For the 4-node pathways, we computed the null distributions of Eqs. 2 and 3 across each frequency scale. These distributions were derived from rs-fMRI signals sourced from the mPFC, angular gyrus, PCC, and precuneus of the left hemisphere, utilizing the automatic anatomical labeling (AAL) atlas61. To ensure independence, we employed a random number generator to select seeds from various participants. This process was iterated 10,000 times, computing Eqs. 2 and 3 each time. As anticipated, the distributions of the 24 pathways for null coupling were nearly identical. These distributions indicated that when \(PW{I}^{k}\left({\omega }_{1},{\omega }_{2},{\omega }_{3}\right)\) and \(\Delta PW{I}^{k}\left({\omega }_{1},{\omega }_{2},{\omega }_{3}\right)\) of Eqs. 2 and 3 equated to [0.125, 0.125, 0.33] for the young and young-old groups or [0.17, 0.17, 0.37] for the old and old-young groups, the uncorrected p-values were approximately \(1{0}^{-3}\).

Regarding the occurrence cutoffs for the 3-node pathways, we utilized the 10,000 4-node null pathways mentioned above and tabulated the occurrence count of the 3-node pathways, treating these counts as null occurrences. For the 'young > older' contrast, the average null 3-node pathway count was 7.5, while 'older > young' exhibited an average of one 3-node pathway.

The uncorrected p-value for the occurrence of these 3-node pathways was computed by multiplying the p-value of the 4-node pathways by the occurrence p-value. For 'young > older,' this occurrence value was 7.5 divided by the maximum possible occurrences (376 for intra-DMN pathways and 746 for inter-DMN pathways, see “Pathway's occurrence” section). In both instances, the uncorrected p-value approximated \({10}^{-5}\), with the corrected p-value for multiple comparisons being smaller than \({10}^{-3}\).
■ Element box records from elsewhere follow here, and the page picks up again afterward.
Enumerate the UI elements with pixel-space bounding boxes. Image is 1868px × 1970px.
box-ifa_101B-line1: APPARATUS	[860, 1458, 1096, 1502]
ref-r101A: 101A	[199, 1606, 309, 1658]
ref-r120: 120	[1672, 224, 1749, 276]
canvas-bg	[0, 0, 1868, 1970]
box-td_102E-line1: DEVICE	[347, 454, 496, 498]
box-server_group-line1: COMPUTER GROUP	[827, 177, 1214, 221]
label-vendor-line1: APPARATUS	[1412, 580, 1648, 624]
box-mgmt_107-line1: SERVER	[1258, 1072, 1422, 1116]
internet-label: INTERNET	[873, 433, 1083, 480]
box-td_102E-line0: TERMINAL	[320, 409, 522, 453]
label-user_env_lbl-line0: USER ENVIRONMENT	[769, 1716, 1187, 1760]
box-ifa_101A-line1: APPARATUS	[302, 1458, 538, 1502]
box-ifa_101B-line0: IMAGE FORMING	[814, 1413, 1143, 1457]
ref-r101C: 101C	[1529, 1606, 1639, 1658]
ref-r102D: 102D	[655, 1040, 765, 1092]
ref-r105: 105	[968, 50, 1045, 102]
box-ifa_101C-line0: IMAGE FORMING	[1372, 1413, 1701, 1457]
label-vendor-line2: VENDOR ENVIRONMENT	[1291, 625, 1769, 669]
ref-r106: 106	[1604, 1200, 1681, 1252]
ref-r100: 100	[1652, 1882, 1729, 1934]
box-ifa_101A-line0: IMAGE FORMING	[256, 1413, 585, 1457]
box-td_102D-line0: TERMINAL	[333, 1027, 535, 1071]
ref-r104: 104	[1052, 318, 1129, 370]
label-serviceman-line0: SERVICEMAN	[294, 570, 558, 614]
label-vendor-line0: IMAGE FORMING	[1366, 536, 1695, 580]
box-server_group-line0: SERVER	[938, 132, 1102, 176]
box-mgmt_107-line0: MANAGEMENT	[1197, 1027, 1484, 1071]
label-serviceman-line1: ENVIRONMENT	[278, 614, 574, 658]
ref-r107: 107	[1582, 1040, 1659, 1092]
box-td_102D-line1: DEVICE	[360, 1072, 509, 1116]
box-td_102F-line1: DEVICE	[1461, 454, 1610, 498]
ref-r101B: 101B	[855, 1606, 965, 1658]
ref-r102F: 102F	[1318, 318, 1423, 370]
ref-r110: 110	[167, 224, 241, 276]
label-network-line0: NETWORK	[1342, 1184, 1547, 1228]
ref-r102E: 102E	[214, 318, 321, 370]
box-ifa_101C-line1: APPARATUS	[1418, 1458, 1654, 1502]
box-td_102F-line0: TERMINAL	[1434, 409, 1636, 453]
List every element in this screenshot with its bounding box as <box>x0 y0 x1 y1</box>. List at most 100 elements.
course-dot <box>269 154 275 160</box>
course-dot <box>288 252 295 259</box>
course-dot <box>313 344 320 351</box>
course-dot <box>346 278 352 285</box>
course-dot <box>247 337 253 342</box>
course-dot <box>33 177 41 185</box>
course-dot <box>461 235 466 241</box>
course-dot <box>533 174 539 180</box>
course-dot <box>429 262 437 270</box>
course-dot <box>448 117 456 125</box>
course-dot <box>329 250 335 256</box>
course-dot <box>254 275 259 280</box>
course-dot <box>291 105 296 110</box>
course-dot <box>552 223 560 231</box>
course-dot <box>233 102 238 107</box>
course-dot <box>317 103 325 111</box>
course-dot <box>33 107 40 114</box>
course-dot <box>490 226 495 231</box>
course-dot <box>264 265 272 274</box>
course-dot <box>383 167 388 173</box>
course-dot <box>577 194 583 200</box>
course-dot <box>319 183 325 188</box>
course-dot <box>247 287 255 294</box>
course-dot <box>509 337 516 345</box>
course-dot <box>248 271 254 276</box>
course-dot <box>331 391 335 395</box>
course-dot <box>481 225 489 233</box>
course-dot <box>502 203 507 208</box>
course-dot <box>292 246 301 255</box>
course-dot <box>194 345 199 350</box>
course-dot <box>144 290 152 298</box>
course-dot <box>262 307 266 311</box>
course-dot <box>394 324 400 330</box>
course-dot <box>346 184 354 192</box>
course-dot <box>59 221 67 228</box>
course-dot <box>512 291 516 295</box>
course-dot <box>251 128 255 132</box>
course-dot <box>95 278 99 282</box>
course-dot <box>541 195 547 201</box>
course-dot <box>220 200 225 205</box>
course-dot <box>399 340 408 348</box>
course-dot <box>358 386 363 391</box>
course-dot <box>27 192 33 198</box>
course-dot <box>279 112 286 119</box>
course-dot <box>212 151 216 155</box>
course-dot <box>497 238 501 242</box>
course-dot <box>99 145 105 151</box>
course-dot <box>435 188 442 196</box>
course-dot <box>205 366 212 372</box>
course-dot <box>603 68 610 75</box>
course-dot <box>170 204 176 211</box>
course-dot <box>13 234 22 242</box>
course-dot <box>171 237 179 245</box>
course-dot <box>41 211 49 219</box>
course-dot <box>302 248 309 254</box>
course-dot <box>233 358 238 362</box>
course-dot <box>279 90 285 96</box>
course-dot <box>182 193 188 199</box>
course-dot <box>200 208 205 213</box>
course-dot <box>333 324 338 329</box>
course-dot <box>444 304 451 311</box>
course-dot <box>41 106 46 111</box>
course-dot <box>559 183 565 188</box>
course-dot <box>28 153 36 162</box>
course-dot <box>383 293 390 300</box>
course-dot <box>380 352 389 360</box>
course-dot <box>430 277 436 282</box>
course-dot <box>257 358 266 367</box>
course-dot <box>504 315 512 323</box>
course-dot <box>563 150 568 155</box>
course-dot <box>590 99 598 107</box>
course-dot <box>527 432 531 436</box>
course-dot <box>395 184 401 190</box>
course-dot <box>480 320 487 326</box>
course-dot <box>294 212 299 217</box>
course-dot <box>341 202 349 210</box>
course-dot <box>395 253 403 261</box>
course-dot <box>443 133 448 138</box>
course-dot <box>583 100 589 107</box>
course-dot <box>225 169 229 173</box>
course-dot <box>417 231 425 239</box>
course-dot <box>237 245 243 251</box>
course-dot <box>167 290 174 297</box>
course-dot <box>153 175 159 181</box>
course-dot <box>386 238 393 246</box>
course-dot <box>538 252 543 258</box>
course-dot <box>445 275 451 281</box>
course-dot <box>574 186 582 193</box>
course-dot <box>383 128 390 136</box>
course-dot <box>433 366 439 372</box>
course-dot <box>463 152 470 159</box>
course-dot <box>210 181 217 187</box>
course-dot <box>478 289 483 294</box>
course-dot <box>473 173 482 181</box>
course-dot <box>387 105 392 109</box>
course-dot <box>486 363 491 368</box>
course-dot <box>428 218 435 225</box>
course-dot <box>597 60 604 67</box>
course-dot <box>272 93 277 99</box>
For the partial correlation cutoff, we used similar strategy. The initial cutoff value was \(\left|R\right|>0.55\) corresponded to \(p=1{0}^{-3}\) and the second was 0.5% of the maximum pathway’ number.

Pathway’s directionality

To obtain directed pathways, we had to assume what the direction of coupling was, that is, whether the signal was transferred from right to left or from left to right, in the ranked pathways of Supplementary Table 1. In other words, we had to determine whether a positive phase difference between regions i and j corresponded to the signal flow from i to j or from j to i. This factor, depends on a reference phase which is an intrinsic to the system. Since our pathways were defined for a group, the reference phase must be equal for all group’s data-sets which requires that all group’s data-sets acquired by the same system. Once this factor was assumed, we applied it to all pathways within a group25. To infer directionality, we needed to identify a pathway whose directionality was known or could be assumed. Similar to our previous studies18,19,20,21,22,31, we calculated thalamocortical pathways (using Eq. 2), assuming that most pathways in the resting state were bottom-up. For these calculations, the left thalamus, left primary motor and left primary sensory cortices were the preselected regions, focusing on the motor system of the dominant hemisphere, and the fourth region were rs-fMRI voxels using all 3D image voxels. Null distribution of these cases implied that the \(PW{I}^{k}\left({\omega }_{1},{\omega }_{2},{\omega }_{3}\right)\) of [0.2, 0.2, 0.39] corresponded to an uncorrected p value of \(p\sim 2*1{0}^{-5}\) and to corrected p ~ 0.001 with a cluster-size threshold of 10022. We found that the majority of the (undirected) pathways were either “Thalamus-M1-S1-X” or “Thalamus-S1-M1-X” with “X” presenting the clusters in the motor system or frontal areas21,22. Bottom-up processes suggest left-to-right directionality in the pathways of Supplementary Table 1 in the older subjects group and right to left directionality in the young group. These directionalities were applied to all the pathways in this study.